Television sets are also accumulating on the shelves at Prestamás, another of large pawnshops in San José, Limón, Guanacaste, Puntarenas and Alajuela.

Diego Martínez, manager of the Prestamás San José branch, said before the games customers came in to buy and now they are returning  to pawn the sets. Martínez says that there has been a 20% increase in the number of screens brought in the days following Costa Rica’s loss, the majority being faily new, manufactured in 2013 and 2014 and still in the original boxes.

At Singer Cariari, in Guápiles, manager Iván Jiménez, says they have seen a 40% increase in television sets, mainly of the 32″ variety.

According to the Ministerio de Hacienda (Tax Department), in May the tax revenue on the sale of screens was close to ¢3 billion colones, 130% more over the same month last year.

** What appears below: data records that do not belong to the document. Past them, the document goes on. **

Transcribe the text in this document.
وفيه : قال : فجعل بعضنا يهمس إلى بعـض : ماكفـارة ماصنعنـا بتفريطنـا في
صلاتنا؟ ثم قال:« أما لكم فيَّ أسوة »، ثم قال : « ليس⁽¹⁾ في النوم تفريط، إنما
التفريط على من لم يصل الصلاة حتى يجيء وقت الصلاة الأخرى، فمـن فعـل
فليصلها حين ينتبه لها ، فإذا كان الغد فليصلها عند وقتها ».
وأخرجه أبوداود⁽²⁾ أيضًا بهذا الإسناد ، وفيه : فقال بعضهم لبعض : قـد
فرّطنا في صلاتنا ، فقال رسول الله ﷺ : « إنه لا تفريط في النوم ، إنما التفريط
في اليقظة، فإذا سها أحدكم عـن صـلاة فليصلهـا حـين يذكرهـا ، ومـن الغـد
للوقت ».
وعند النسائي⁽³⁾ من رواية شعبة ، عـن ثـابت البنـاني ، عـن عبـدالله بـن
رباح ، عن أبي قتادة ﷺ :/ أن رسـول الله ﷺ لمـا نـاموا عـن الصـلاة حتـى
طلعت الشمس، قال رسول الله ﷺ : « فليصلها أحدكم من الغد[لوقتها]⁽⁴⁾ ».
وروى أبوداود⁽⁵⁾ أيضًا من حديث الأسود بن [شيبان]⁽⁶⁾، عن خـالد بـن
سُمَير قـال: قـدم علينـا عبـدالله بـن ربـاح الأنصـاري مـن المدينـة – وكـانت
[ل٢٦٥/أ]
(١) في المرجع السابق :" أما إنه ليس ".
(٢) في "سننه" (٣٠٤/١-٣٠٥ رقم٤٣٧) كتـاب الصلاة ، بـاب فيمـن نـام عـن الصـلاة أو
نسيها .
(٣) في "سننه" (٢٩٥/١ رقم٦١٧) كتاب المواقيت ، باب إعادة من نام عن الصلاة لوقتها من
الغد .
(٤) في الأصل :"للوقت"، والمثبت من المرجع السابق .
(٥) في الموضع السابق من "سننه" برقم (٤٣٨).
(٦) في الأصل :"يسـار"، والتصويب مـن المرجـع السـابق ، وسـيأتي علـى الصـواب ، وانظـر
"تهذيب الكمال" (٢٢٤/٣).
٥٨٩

Pawnshops in Costa Rica charge 5% monthly interest on items valued over ¢100.000 colones  and 10% monthly for items valued below.  See our report Pawnshops Do Brisk Business In Cash-Strapped Costa Rica After Christmas

These high interest loans are legal. Money is lent on collateral with specific rules, like the borrower is the legal owner of the merchandise and must provide picture ID, like a cedula or passport.

The borrower receives the loan with 90 days to pay, with the goods remaining the property of the borrower, the pawn shop is simply storing it. If the goods are claimed and the interest payments lapse, the pawn shop can then legally sell the goods.

Pawnshops make two types of loans, one where the borrower has every intention of returning for the goods and the second, a cash sale, though the pawnshop operator has to abide the same rules, including the legal waiting period, as if the goods were pawned.